Former New York Rangers chief Sean Avery is set to begin trial in Manhattan court on Wednesday morning over allegations he used a scooter to hit a car blocking a bike lane a few years ago.
The 42-year-old grisly player was struck with one wrongful count of criminal mischief at the incident back in 2019 – and the case has dragged on ever since.
Avery, who retired from the NHL in 2012, originally said he was going to represent himself in court — against the judge’s advice — but has since hired criminal defense attorney Jason Goldman.
Goldman, a former Brooklyn prosecutor, questioned why the Manhattan District Attorney’s Office had not dropped the case against his star client, telling The Post that, “the real focus should be on addressing violent crime in our city.”
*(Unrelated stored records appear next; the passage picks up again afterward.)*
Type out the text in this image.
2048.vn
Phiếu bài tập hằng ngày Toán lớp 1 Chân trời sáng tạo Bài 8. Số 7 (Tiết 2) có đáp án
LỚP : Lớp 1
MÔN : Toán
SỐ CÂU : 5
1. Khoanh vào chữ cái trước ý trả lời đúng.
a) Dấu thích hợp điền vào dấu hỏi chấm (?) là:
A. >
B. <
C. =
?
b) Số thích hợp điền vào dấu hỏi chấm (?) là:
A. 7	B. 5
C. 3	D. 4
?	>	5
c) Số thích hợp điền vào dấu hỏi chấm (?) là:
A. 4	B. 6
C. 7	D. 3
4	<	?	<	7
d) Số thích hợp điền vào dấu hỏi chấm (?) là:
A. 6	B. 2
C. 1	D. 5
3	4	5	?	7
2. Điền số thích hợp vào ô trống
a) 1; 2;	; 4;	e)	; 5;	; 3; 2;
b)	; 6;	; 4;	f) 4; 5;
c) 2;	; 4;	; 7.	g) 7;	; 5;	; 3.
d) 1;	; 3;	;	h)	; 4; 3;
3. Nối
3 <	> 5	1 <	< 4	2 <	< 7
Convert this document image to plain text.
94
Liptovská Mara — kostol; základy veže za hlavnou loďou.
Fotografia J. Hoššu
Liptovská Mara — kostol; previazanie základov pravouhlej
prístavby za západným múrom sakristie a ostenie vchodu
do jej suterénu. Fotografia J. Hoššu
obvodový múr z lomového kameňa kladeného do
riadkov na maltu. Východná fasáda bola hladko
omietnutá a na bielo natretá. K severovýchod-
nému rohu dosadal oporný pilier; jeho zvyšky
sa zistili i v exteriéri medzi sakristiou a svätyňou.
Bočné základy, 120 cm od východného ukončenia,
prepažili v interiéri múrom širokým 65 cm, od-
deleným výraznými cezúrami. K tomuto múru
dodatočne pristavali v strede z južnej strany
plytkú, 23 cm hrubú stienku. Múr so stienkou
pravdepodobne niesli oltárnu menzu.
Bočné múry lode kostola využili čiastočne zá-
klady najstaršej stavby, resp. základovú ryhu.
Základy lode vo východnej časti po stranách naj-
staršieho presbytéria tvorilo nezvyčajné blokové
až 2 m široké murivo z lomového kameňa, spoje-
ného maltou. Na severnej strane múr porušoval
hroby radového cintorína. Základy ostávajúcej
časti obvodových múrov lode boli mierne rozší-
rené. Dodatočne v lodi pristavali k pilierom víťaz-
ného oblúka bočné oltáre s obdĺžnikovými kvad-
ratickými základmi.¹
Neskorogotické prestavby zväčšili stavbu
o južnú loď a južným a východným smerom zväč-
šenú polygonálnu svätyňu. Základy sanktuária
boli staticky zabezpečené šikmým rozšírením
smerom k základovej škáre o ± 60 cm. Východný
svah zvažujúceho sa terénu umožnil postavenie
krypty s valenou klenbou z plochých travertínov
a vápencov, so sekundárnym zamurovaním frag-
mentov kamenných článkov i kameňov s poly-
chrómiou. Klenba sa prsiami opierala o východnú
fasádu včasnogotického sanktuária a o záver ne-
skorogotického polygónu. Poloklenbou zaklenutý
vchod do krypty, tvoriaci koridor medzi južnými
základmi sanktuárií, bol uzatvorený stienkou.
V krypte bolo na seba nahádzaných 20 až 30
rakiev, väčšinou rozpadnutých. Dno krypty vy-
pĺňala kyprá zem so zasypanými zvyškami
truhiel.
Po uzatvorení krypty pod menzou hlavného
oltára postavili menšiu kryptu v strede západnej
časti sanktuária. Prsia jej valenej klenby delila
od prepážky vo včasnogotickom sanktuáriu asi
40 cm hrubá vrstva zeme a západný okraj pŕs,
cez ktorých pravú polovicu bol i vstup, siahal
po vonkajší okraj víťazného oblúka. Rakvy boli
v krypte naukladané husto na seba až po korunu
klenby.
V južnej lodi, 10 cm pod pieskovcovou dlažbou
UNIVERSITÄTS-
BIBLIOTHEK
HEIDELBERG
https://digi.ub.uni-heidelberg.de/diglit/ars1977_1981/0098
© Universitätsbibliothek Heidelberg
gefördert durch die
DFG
“Instead, because of my client’s name, the district attorney’s office is wasting unnecessary resources prosecuting this frivolous, petty case against a man with no criminal history,” Goldman said in a statement Tuesday.
Prosecutors have offered Avery several plea bargains, but he has opted not to take them, instead going to trial.
The case will be a bench trial, which means it will be decided by a judge, not a jury. If convicted, Avery, who now lives in California, faces up to three months behind bars.
Avery – a fierce defender of bike lanes – is accused of bashing the driver’s side door of a car with his scooter on East Eighth Street and Broadway in Greenwich Village on February 23, 2019.
“If I need to be the poster boy to protect bike lanes, I absolutely will,” he told The Post after appearing in court in June 2019. “We should just be able to ride bikes in freedom.”
According to court documents reviewed by The Post, the car he allegedly hit belonged to venture capitalist Jonathan Schulhoff.
According to informed sources, Kimberly Kravis, the wife of Schulhof, a real estate magnate and daughter of billionaire Henry Kravis, was in the vehicle at the time of the incident.
It is unclear whether the two will be in court for the trial, which is expected to last between two and three days.
Reached by The Post for comment on Tuesday, Kravis said, “I have no comment. Have a great night.”
At the time of the alleged incident, Avery was known to frequently block bike lanes with drivers and then post Instagram videos of fights.
The controversial former forward was arrested in 2015 for throwing stones at cars just days before his wedding to model Hilary Rhoda.
Before hanging up the skates, Avery was with the New York Rangers for nearly half of his 10-year NHL career.